15 The thrust of the argument is that the Appeal Panel should have embarked upon a hearing. It is common ground that no hearing, in the sense of an adversarial or oral hearing, took place. The plaintiff did not make any request for such a hearing. The appeal was done on the papers. Indeed, this course was taken with the consent of the parties.

16 Leaving other matters aside, it seems to me that in these circumstances this Court should not entertain the proposed challenge.

17 Be that as it may, the argument was put to Studdert J in Estate of Heinrich Joseph Brockmann v Brockmann Metal Roofing Pty Limited & Ors [2006] NSWSC 235 and rejected by him (see paragraphs 57 and 58 of the judgment).

18 I am not persuaded that His Honour erred in rejecting the argument.

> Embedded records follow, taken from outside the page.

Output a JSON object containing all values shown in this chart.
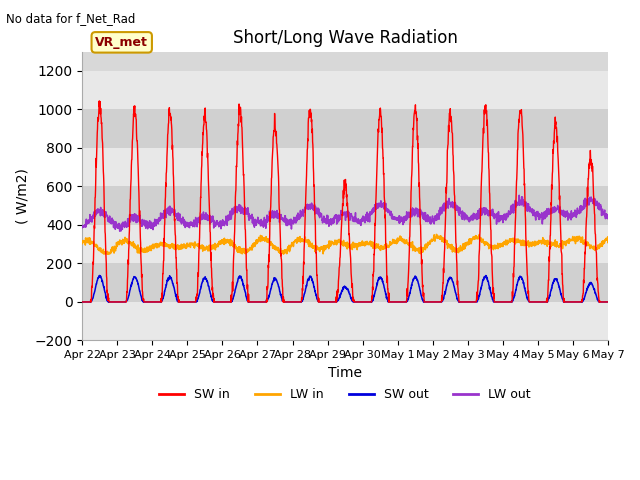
{
  "title": "Short/Long Wave Radiation",
  "xlabel": "Time",
  "ylabel": "( W/m2)",
  "ylim": [
    -200,
    1300
  ],
  "yticks": [
    -200,
    0,
    200,
    400,
    600,
    800,
    1000,
    1200
  ],
  "total_days": 15,
  "background_color": "#ffffff",
  "plot_bg_color": "#d8d8d8",
  "annotation_text": "No data for f_Net_Rad",
  "station_label": "VR_met",
  "colors": {
    "SW_in": "#ff0000",
    "LW_in": "#ffa500",
    "SW_out": "#0000dd",
    "LW_out": "#9933cc"
  },
  "legend_labels": [
    "SW in",
    "LW in",
    "SW out",
    "LW out"
  ],
  "x_tick_labels": [
    "Apr 22",
    "Apr 23",
    "Apr 24",
    "Apr 25",
    "Apr 26",
    "Apr 27",
    "Apr 28",
    "Apr 29",
    "Apr 30",
    "May 1",
    "May 2",
    "May 3",
    "May 4",
    "May 5",
    "May 6",
    "May 7"
  ],
  "grid_color": "#ffffff",
  "title_fontsize": 12,
  "label_fontsize": 10,
  "band_colors": [
    "#e8e8e8",
    "#d0d0d0"
  ]
}
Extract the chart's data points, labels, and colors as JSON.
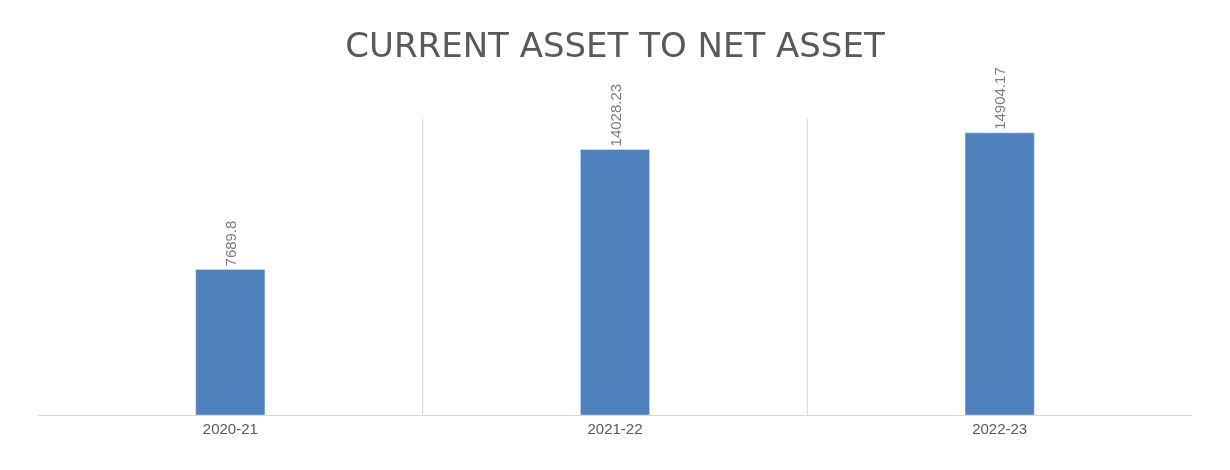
{
  "chart_data": {
    "type": "bar",
    "title": "CURRENT ASSET TO NET ASSET",
    "categories": [
      "2020-21",
      "2021-22",
      "2022-23"
    ],
    "values": [
      7689.8,
      14028.23,
      14904.17
    ],
    "color": "#4f81bd",
    "data_labels": true,
    "grid": "x"
  }
}
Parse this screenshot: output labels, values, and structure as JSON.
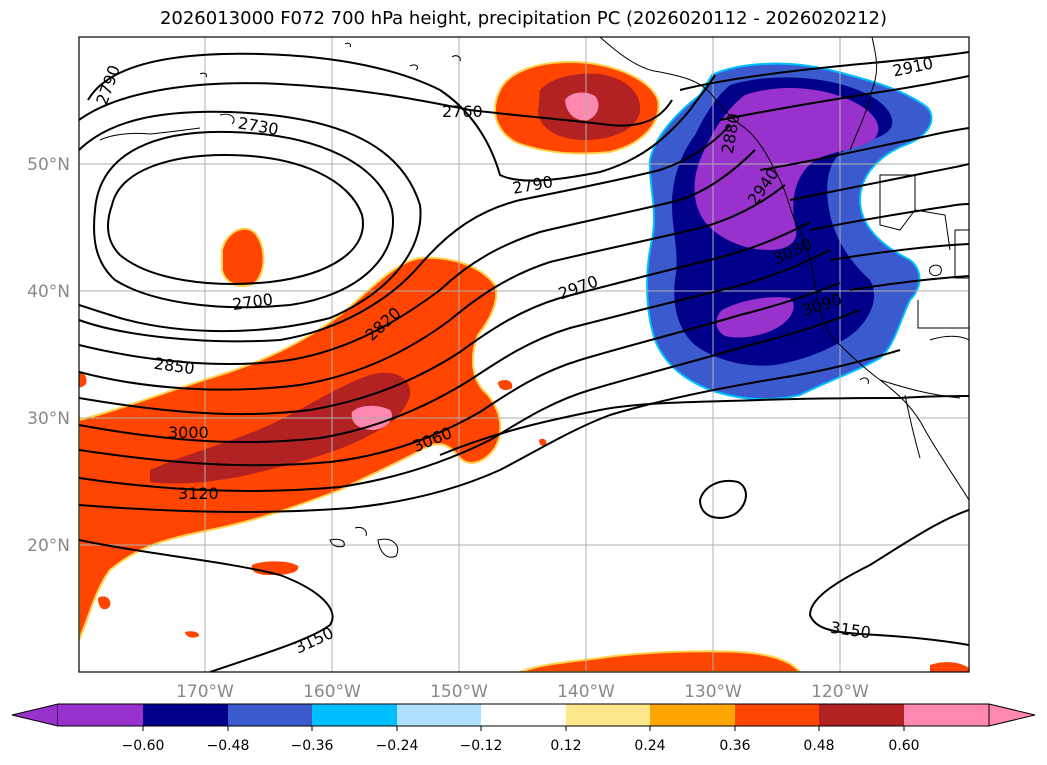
{
  "title": "2026013000 F072 700 hPa height, precipitation PC (2026020112 - 2026020212)",
  "latitude_labels": [
    "50°N",
    "40°N",
    "30°N",
    "20°N"
  ],
  "longitude_labels": [
    "170°W",
    "160°W",
    "150°W",
    "140°W",
    "130°W",
    "120°W"
  ],
  "contour_labels": [
    "2790",
    "2730",
    "2760",
    "2910",
    "2790",
    "2940",
    "3030",
    "2970",
    "2700",
    "2820",
    "3090",
    "2850",
    "3000",
    "3060",
    "3120",
    "3150",
    "3150",
    "2880"
  ],
  "colorbar": {
    "colors": [
      "#9932cc",
      "#00008b",
      "#3a5acd",
      "#00bfff",
      "#b0e0ff",
      "#ffffff",
      "#ffe88c",
      "#ffa500",
      "#ff4500",
      "#b22222",
      "#ff88b0"
    ],
    "tick_labels": [
      "−0.60",
      "−0.48",
      "−0.36",
      "−0.24",
      "−0.12",
      "0.12",
      "0.24",
      "0.36",
      "0.48",
      "0.60"
    ]
  },
  "colors": {
    "positive_fill": "#ff4500",
    "negative_fill": "#00008b",
    "contour": "#000000",
    "grid": "#b0b0b0"
  }
}
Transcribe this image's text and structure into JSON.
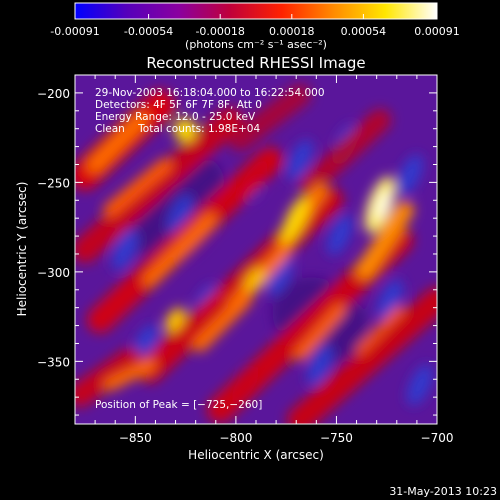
{
  "colorbar": {
    "tick_labels": [
      "-0.00091",
      "-0.00054",
      "-0.00018",
      "0.00018",
      "0.00054",
      "0.00091"
    ],
    "units_label": "(photons cm⁻² s⁻¹ asec⁻²)",
    "colors": [
      "#0000ff",
      "#5500bb",
      "#8a00a0",
      "#c0003a",
      "#ff2200",
      "#ff8a00",
      "#ffe600",
      "#ffffff"
    ]
  },
  "chart_data": {
    "type": "heatmap",
    "title": "Reconstructed RHESSI Image",
    "xlabel": "Heliocentric X (arcsec)",
    "ylabel": "Heliocentric Y (arcsec)",
    "xlim": [
      -880,
      -700
    ],
    "ylim": [
      -385,
      -190
    ],
    "x_ticks": [
      -850,
      -800,
      -750,
      -700
    ],
    "x_tick_labels": [
      "−850",
      "−800",
      "−750",
      "−700"
    ],
    "y_ticks": [
      -200,
      -250,
      -300,
      -350
    ],
    "y_tick_labels": [
      "−200",
      "−250",
      "−300",
      "−350"
    ],
    "value_range": [
      -0.00091,
      0.00091
    ],
    "peak": {
      "x": -725,
      "y": -260
    },
    "annotations": [
      "29-Nov-2003 16:18:04.000 to 16:22:54.000",
      "Detectors: 4F 5F 6F 7F 8F, Att 0",
      "Energy Range: 12.0 - 25.0 keV",
      "Clean    Total counts: 1.98E+04"
    ],
    "peak_label": "Position of Peak = [−725,−260]"
  },
  "footer": {
    "date": "31-May-2013 10:23"
  }
}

19 As was said in Aircon Pty Limited v Registrar of the Workers Compensation Commission of NSW & Anor [2006] NSWSC 322 at paragraph 25, the use of the term “appeal” may be misleading. A similar approach may be taken to the use of the words “to be heard”. In my view, the language of the section does not stipulate a hearing of an appeal as could be expected to take place in a court of law. It seems to me, that this approach is supported by what is said in sub-sections (1) and (2) concerning the constitution of the Appeal Panel and the nature of the process. The Appeal Panel is to be constituted by two Approved Medical Specialists and one Arbitrator. The Appeal is to be by way of review of the original medical assessment. What was intended has to be seen in this context. It seems to me that sub-section (4) merely enables an injured worker to be accompanied by a person (whether or not a legal advisor or agent) in those cases where the injured worker may attend the hearing by the Appeal Panel (such as when a further medical examination is conducted).

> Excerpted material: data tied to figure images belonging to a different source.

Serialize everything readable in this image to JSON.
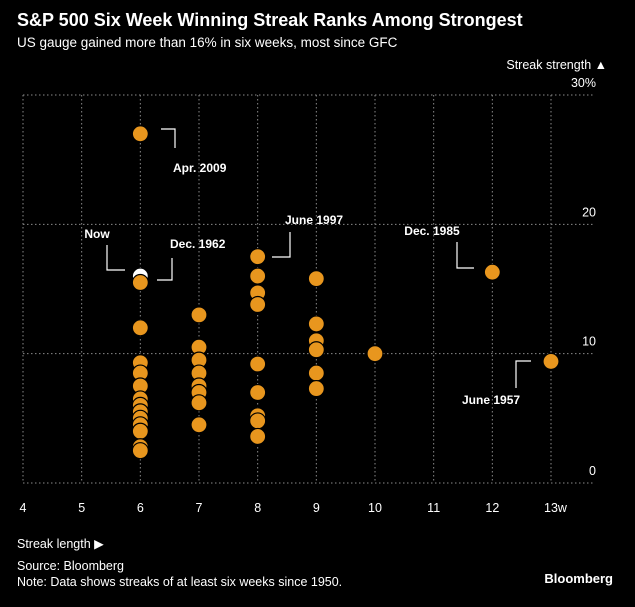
{
  "header": {
    "title": "S&P 500 Six Week Winning Streak Ranks Among Strongest",
    "subtitle": "US gauge gained more than 16% in six weeks, most since GFC"
  },
  "footer": {
    "source": "Source: Bloomberg",
    "note": "Note: Data shows streaks of at least six weeks since 1950.",
    "brand": "Bloomberg"
  },
  "chart_data": {
    "type": "scatter",
    "xlabel": "Streak length ▶",
    "ylabel": "Streak strength ▲",
    "xlim": [
      4,
      13
    ],
    "ylim": [
      0,
      30
    ],
    "x_ticks": [
      "4",
      "5",
      "6",
      "7",
      "8",
      "9",
      "10",
      "11",
      "12",
      "13w"
    ],
    "y_ticks": [
      "0",
      "10",
      "20",
      "30%"
    ],
    "grid": true,
    "points": [
      {
        "x": 6,
        "y": 27.0
      },
      {
        "x": 6,
        "y": 16.0
      },
      {
        "x": 6,
        "y": 15.5
      },
      {
        "x": 6,
        "y": 12.0
      },
      {
        "x": 6,
        "y": 9.3
      },
      {
        "x": 6,
        "y": 8.5
      },
      {
        "x": 6,
        "y": 7.5
      },
      {
        "x": 6,
        "y": 6.5
      },
      {
        "x": 6,
        "y": 6.0
      },
      {
        "x": 6,
        "y": 5.5
      },
      {
        "x": 6,
        "y": 5.0
      },
      {
        "x": 6,
        "y": 4.5
      },
      {
        "x": 6,
        "y": 4.0
      },
      {
        "x": 6,
        "y": 2.8
      },
      {
        "x": 6,
        "y": 2.5
      },
      {
        "x": 7,
        "y": 13.0
      },
      {
        "x": 7,
        "y": 10.5
      },
      {
        "x": 7,
        "y": 9.5
      },
      {
        "x": 7,
        "y": 8.5
      },
      {
        "x": 7,
        "y": 7.5
      },
      {
        "x": 7,
        "y": 7.0
      },
      {
        "x": 7,
        "y": 6.2
      },
      {
        "x": 7,
        "y": 4.5
      },
      {
        "x": 8,
        "y": 17.5
      },
      {
        "x": 8,
        "y": 16.0
      },
      {
        "x": 8,
        "y": 14.7
      },
      {
        "x": 8,
        "y": 13.8
      },
      {
        "x": 8,
        "y": 9.2
      },
      {
        "x": 8,
        "y": 7.0
      },
      {
        "x": 8,
        "y": 5.2
      },
      {
        "x": 8,
        "y": 4.8
      },
      {
        "x": 8,
        "y": 3.6
      },
      {
        "x": 9,
        "y": 15.8
      },
      {
        "x": 9,
        "y": 12.3
      },
      {
        "x": 9,
        "y": 11.0
      },
      {
        "x": 9,
        "y": 10.3
      },
      {
        "x": 9,
        "y": 8.5
      },
      {
        "x": 9,
        "y": 7.3
      },
      {
        "x": 10,
        "y": 10.0
      },
      {
        "x": 12,
        "y": 16.3
      },
      {
        "x": 13,
        "y": 9.4
      }
    ],
    "annotations": [
      {
        "text": "Apr. 2009",
        "x": 6,
        "y": 27.0
      },
      {
        "text": "Now",
        "x": 6,
        "y": 16.0
      },
      {
        "text": "Dec. 1962",
        "x": 6,
        "y": 15.5
      },
      {
        "text": "June 1997",
        "x": 8,
        "y": 17.5
      },
      {
        "text": "Dec. 1985",
        "x": 12,
        "y": 16.3
      },
      {
        "text": "June 1957",
        "x": 13,
        "y": 9.4
      }
    ],
    "colors": {
      "point_fill": "#E8961E",
      "now_fill": "#FFFFFF",
      "point_stroke": "#000000",
      "grid": "#8a8a8a",
      "background": "#000000",
      "text": "#FFFFFF"
    }
  }
}
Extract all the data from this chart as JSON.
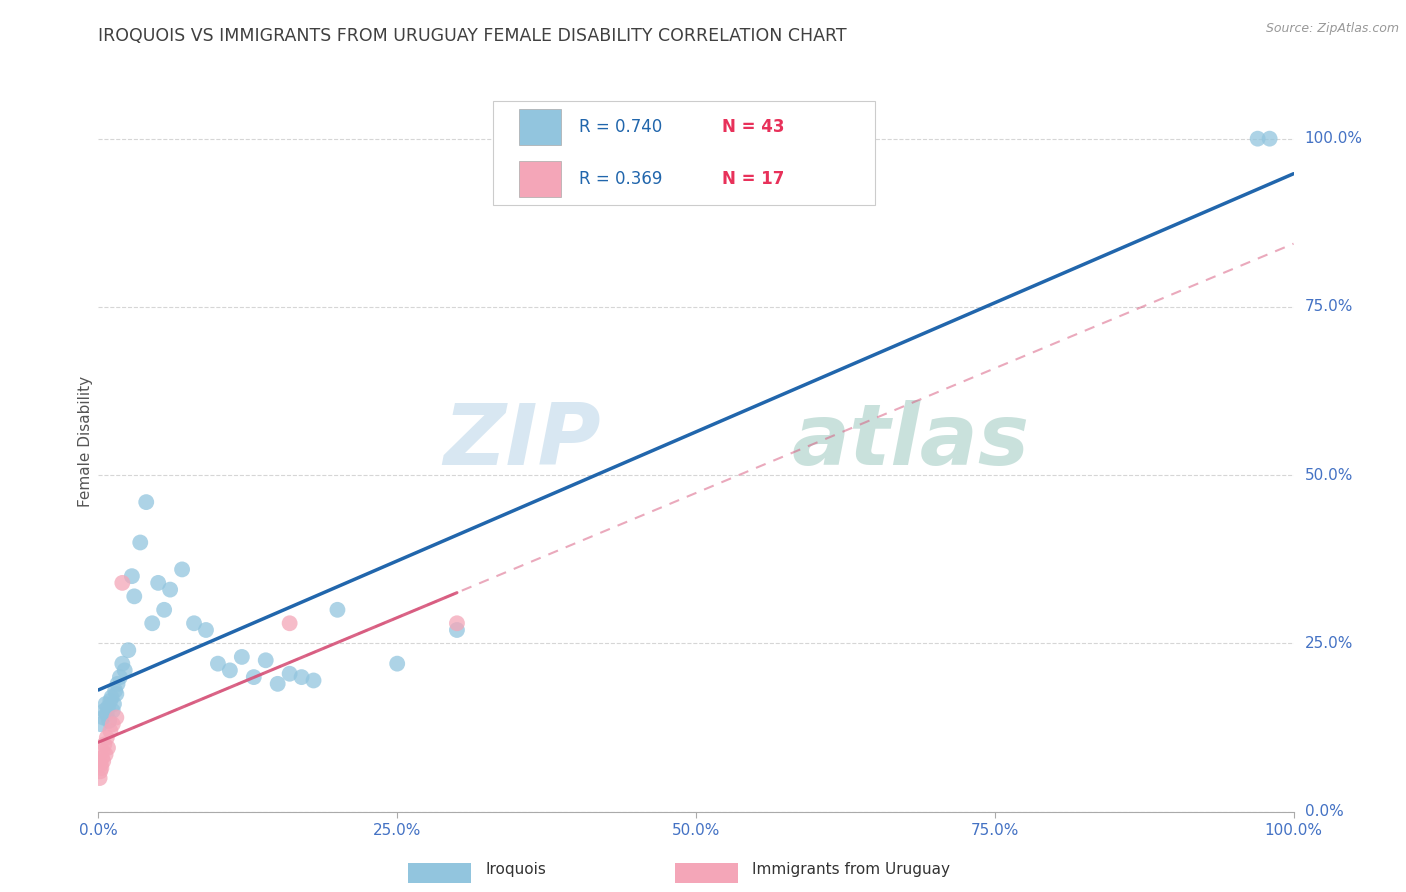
{
  "title": "IROQUOIS VS IMMIGRANTS FROM URUGUAY FEMALE DISABILITY CORRELATION CHART",
  "source": "Source: ZipAtlas.com",
  "ylabel": "Female Disability",
  "legend1_r": "R = 0.740",
  "legend1_n": "N = 43",
  "legend2_r": "R = 0.369",
  "legend2_n": "N = 17",
  "legend_label1": "Iroquois",
  "legend_label2": "Immigrants from Uruguay",
  "watermark_zip": "ZIP",
  "watermark_atlas": "atlas",
  "iroquois_x": [
    0.2,
    0.4,
    0.5,
    0.6,
    0.7,
    0.8,
    0.9,
    1.0,
    1.1,
    1.2,
    1.3,
    1.4,
    1.5,
    1.6,
    1.8,
    2.0,
    2.2,
    2.5,
    2.8,
    3.0,
    3.5,
    4.0,
    4.5,
    5.0,
    5.5,
    6.0,
    7.0,
    8.0,
    9.0,
    10.0,
    11.0,
    12.0,
    13.0,
    14.0,
    15.0,
    16.0,
    17.0,
    18.0,
    20.0,
    25.0,
    30.0,
    97.0,
    98.0
  ],
  "iroquois_y": [
    13.0,
    14.0,
    15.0,
    16.0,
    14.5,
    15.5,
    13.5,
    16.5,
    17.0,
    15.0,
    16.0,
    18.0,
    17.5,
    19.0,
    20.0,
    22.0,
    21.0,
    24.0,
    35.0,
    32.0,
    40.0,
    46.0,
    28.0,
    34.0,
    30.0,
    33.0,
    36.0,
    28.0,
    27.0,
    22.0,
    21.0,
    23.0,
    20.0,
    22.5,
    19.0,
    20.5,
    20.0,
    19.5,
    30.0,
    22.0,
    27.0,
    100.0,
    100.0
  ],
  "uruguay_x": [
    0.1,
    0.15,
    0.2,
    0.25,
    0.3,
    0.35,
    0.4,
    0.5,
    0.6,
    0.7,
    0.8,
    1.0,
    1.2,
    1.5,
    2.0,
    16.0,
    30.0
  ],
  "uruguay_y": [
    5.0,
    6.0,
    7.0,
    6.5,
    8.0,
    9.0,
    7.5,
    10.0,
    8.5,
    11.0,
    9.5,
    12.0,
    13.0,
    14.0,
    34.0,
    28.0,
    28.0
  ],
  "blue_color": "#92c5de",
  "pink_color": "#f4a6b8",
  "blue_line_color": "#2166ac",
  "pink_solid_color": "#d6547a",
  "pink_dashed_color": "#d6547a",
  "title_color": "#404040",
  "axis_label_color": "#4472c4",
  "legend_r_color": "#2166ac",
  "legend_n_color": "#e8315a",
  "background_color": "#ffffff",
  "grid_color": "#cccccc",
  "xmin": 0.0,
  "xmax": 100.0,
  "ymin": 0.0,
  "ymax": 110.0,
  "yticks": [
    0,
    25,
    50,
    75,
    100
  ],
  "xticks": [
    0,
    25,
    50,
    75,
    100
  ]
}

20 Section 328 enables the WorkCover Guidelines to make provision for the procedure on an appeal. This has been done (at the relevant time it was Practice Direction No.8). The Practice Direction contains the following:-

          “ On the papers review
          Wherever possible the Appeal Panel will proceed to review the assessment on the basis of the documents provided by the parties. It is essential that the parties state their view on this issue in the application and reply to the appeal. Where the parties and the Appeal Panel agree to the matter proceeding “on the papers” the Appeal Panel will review the assessment and the parties will be advised in writing of the outcome.”

21 This was the procedure followed in this case. It is not said by the plaintiff that it was carried out otherwise.

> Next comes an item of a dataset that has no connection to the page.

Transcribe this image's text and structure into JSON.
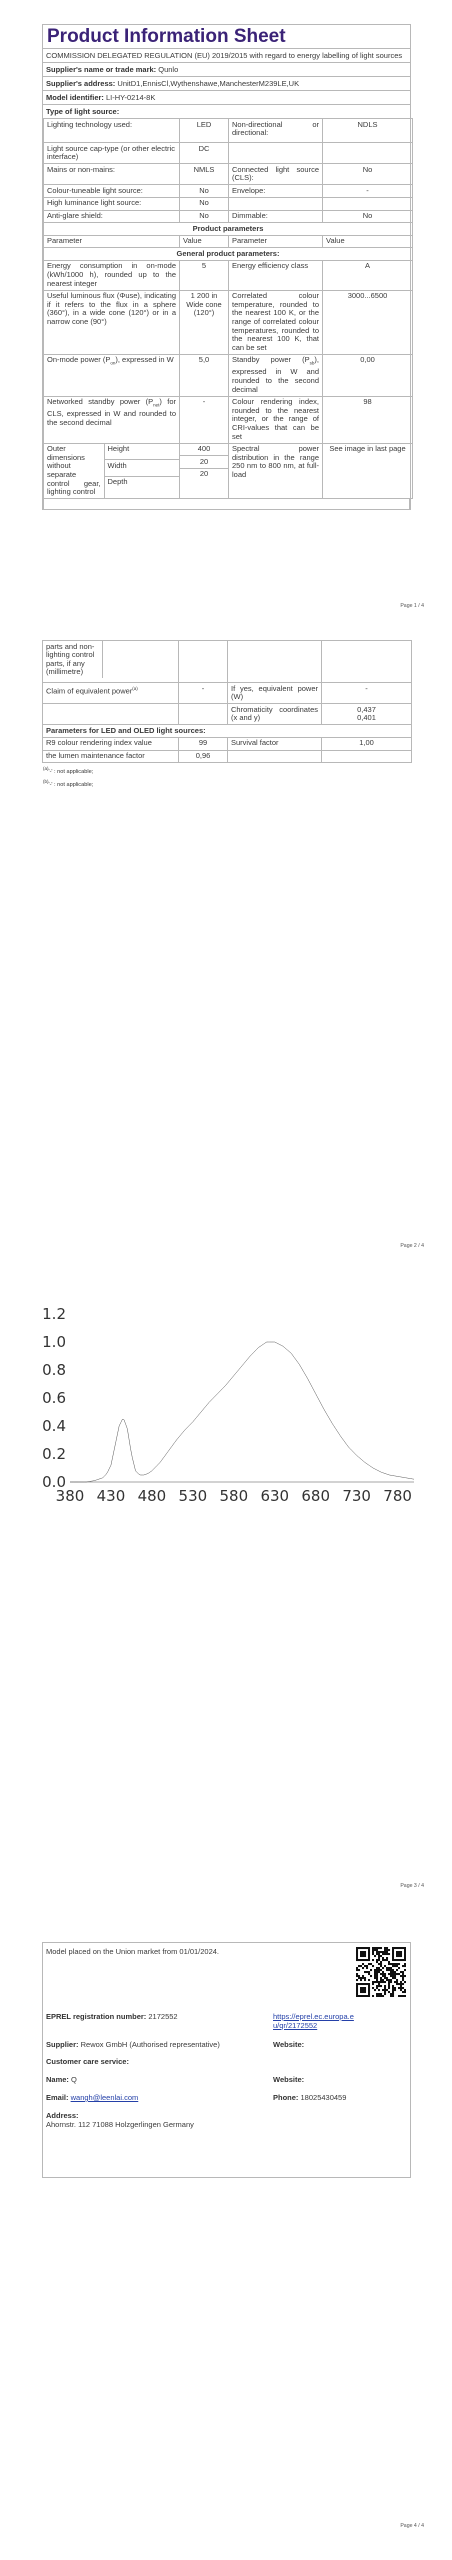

22 It was said that the Guidelines were unauthorised or ultra vires. Why this was said to be so was not the subject of elaboration. I do not find that the little of what was said on these matters to be persuasive.

23 I am not satisfied that the plaintiff has demonstrated any entitlement to relief. The proceedings are dismissed. The plaintiff is to pay the costs of the proceedings. The exhibit may be returned.